Could California use a Prop. 1 for fire prevention?

A collaborative effort led to the overwhelming passage of the 2014 water bond.

Two years ago when the Carr Fire encroached on Redding, my wife and I were among the 38,000 residents to flee the city late one July evening. Our home wasn’t burned, but as is becoming an annual occurrence, many homes – and some lives – were lost.

At the time, I suggested in a column that California consider repeating the collaborative effort that led to the passage of 2014’s Proposition 1, the $7.5 billion water bond, but only this time focus on wildfire prevention. That year, the Legislature voted nearly unanimously to place the measure on the ballot, and it was supported by then-Gov. Jerry Brown, leading politicians and a wide array of organizations, including farm groups.

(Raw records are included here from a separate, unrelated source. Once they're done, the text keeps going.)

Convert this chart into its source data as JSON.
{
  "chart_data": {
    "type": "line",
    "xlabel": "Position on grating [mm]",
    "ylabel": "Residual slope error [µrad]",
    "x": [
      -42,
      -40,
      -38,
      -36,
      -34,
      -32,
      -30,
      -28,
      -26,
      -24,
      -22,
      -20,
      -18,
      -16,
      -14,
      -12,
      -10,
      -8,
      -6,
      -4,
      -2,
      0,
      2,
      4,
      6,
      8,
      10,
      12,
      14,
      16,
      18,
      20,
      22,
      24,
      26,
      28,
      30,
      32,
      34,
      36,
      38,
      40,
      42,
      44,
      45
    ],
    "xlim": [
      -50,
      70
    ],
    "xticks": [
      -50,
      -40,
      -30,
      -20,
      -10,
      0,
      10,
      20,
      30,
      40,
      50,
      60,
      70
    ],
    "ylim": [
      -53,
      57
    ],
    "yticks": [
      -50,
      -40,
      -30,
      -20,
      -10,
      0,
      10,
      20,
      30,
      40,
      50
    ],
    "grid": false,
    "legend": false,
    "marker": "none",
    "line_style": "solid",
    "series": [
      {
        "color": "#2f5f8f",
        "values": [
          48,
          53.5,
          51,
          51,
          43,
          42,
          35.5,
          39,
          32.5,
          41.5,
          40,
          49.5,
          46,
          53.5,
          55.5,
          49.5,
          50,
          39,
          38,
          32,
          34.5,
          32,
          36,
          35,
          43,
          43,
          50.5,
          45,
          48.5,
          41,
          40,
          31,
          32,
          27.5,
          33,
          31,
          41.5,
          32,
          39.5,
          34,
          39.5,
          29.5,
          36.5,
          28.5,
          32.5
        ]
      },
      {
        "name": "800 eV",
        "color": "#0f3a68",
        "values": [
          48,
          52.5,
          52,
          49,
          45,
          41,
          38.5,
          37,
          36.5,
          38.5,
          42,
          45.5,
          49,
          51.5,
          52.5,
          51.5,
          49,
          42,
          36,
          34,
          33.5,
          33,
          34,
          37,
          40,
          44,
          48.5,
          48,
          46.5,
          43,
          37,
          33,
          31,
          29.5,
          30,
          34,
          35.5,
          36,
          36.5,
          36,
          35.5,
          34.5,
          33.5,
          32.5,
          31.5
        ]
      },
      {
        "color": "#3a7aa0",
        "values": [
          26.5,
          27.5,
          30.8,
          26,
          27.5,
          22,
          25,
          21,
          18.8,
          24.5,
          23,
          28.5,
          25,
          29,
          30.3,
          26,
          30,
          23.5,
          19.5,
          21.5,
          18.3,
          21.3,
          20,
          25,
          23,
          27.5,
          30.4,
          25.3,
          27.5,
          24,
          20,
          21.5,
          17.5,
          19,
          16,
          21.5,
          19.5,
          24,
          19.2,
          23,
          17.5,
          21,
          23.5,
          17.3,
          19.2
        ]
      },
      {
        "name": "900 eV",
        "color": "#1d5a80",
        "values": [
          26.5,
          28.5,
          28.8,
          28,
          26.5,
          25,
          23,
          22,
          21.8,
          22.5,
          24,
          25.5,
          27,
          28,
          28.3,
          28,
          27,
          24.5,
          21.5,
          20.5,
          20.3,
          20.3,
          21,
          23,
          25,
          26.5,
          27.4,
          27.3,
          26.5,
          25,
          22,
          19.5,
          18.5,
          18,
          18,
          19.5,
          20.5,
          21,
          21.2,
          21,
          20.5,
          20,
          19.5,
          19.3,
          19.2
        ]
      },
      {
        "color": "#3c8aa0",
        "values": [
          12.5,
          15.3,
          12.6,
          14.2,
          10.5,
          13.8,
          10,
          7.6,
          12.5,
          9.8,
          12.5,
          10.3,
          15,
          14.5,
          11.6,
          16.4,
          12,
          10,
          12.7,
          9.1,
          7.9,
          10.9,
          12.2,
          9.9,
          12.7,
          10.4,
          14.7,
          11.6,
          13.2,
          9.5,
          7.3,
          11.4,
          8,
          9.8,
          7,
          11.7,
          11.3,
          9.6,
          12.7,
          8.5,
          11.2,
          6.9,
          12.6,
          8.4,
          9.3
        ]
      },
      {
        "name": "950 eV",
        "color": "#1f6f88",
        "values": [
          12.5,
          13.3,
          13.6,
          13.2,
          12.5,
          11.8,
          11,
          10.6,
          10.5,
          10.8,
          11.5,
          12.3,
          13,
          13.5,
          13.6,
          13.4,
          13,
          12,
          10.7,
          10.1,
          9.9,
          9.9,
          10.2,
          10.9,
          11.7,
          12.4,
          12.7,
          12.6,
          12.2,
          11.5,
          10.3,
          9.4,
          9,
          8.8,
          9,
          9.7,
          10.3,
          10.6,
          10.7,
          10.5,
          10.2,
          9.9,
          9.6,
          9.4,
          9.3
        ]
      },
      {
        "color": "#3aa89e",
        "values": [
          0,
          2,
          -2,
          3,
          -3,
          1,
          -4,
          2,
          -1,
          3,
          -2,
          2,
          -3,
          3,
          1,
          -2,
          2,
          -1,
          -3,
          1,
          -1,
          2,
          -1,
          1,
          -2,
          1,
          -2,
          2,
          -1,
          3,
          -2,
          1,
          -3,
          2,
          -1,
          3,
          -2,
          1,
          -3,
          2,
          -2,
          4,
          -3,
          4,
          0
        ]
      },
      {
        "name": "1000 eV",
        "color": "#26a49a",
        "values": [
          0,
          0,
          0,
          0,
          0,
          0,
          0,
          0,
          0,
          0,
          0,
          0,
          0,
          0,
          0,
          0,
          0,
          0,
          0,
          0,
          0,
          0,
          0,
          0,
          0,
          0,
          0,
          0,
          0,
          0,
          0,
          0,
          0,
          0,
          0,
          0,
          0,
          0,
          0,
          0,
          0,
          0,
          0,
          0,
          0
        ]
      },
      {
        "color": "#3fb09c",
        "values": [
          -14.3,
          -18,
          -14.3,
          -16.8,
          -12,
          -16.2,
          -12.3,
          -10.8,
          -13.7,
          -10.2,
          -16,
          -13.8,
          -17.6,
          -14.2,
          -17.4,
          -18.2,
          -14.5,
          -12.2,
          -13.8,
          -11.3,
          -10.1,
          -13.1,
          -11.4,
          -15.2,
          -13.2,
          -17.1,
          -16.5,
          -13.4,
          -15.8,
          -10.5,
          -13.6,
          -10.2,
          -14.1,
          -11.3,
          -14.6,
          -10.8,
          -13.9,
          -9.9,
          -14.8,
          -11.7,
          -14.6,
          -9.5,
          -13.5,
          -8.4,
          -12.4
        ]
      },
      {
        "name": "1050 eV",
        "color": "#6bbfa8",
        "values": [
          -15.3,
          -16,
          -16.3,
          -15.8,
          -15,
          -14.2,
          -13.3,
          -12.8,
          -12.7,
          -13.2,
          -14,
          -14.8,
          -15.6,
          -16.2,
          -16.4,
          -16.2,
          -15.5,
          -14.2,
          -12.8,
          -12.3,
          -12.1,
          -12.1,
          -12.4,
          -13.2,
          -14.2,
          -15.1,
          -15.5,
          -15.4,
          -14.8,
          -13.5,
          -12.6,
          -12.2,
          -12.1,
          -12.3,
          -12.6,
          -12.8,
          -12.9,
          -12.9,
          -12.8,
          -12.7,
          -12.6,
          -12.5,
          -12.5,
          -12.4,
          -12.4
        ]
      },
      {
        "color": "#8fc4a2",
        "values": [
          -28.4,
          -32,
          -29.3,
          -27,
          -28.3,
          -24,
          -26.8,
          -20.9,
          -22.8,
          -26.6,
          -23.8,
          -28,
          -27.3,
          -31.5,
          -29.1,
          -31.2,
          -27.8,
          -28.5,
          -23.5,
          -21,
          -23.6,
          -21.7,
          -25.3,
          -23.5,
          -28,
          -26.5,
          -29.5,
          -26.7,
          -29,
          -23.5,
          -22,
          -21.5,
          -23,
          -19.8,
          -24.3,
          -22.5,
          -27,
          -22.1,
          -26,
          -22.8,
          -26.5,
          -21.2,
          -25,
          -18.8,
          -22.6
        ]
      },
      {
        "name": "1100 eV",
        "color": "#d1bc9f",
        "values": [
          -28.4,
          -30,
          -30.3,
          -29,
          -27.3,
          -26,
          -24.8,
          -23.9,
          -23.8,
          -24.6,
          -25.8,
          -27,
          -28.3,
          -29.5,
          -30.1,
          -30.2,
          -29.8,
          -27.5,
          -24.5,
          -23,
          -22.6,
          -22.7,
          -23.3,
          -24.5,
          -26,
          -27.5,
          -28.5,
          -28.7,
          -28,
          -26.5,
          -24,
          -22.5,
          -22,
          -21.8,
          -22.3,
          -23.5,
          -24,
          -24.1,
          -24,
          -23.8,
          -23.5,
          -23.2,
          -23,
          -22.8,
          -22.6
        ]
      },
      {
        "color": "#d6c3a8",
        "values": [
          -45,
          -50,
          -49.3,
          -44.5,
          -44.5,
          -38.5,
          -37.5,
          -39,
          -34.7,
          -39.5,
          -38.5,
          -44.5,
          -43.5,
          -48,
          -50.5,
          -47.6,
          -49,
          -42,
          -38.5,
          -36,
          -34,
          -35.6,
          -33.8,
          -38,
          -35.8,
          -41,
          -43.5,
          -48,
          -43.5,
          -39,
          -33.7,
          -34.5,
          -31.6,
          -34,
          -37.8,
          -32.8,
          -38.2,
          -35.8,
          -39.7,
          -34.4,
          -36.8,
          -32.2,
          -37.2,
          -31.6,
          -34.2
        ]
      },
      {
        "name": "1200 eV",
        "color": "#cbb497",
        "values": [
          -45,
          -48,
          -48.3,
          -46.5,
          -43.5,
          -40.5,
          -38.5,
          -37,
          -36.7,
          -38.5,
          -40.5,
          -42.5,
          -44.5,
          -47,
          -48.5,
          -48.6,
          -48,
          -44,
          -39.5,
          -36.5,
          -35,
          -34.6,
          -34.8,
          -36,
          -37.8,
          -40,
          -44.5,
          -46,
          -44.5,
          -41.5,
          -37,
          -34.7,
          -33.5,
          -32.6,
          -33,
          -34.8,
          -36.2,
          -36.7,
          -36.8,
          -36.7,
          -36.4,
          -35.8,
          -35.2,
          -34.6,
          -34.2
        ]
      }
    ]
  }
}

About two-thirds of California voters approved Proposition 1, which included $2.7 billion for water storage, $1.4 billion for water quality projects, $1.5 billion for watershed protection and $395 million for flood protection. The state was in the third year of what would be a historic five-year drought, and voters and politicians saw the need for solutions. It may have been the biggest accomplishment in four terms as governor for Brown, who mustered the political will among his contemporaries to get it done.

One wonders if the now-annual summer and fall images of orange, smoky skies and burned-out homes and businesses will generate a similar political will among residents and politicians who, less than a decade ago, were persuaded to “make water conservation a way of life.”

Californians will vote to tax themselves if they see a legitimate purpose and use, as proven by not only Prop. 1 but by Brown’s 2012 sales tax increase and by voters’ upholding of a gasoline tax increase in 2018.

How large a bond should the state seek, and what would it pay for? That would be determined in negotiations, as were provisions of the water bond. A big component would necessarily be to replenish the fire prevention activities of agencies whose budgets have been eaten away by the skyrocketing cost of suppression.

There are already lots of ideas for solutions floating around amid all the smoke. In media interviews in recent weeks, University of California scientists have said that wildfires’ growing intensity has largely been the result of a century of fire suppression. They suggest dealing with the millions of dead trees fueling the unprecedented firestorms in the Sierra Nevada, and clearing away underbrush through better use of prescribed burns and livestock grazing.

Unfortunately, discussions about wildfires often devolve into political fights over whether to blame climate change or forest mismanagement for the devastation. But even if we were to somehow eliminate all carbon emissions, if decades of growth on forest floors is struck by lightning, it’ll still burn hot. That’s a fact that even a climate warrior like Newsom understands.

“There’s no question … that we have not done justice on our forest management,” he said on Monday during a briefing with President Donald Trump. “I don’t think anyone disputes that.”

So could a bond measure be an answer? Let the negotiations begin.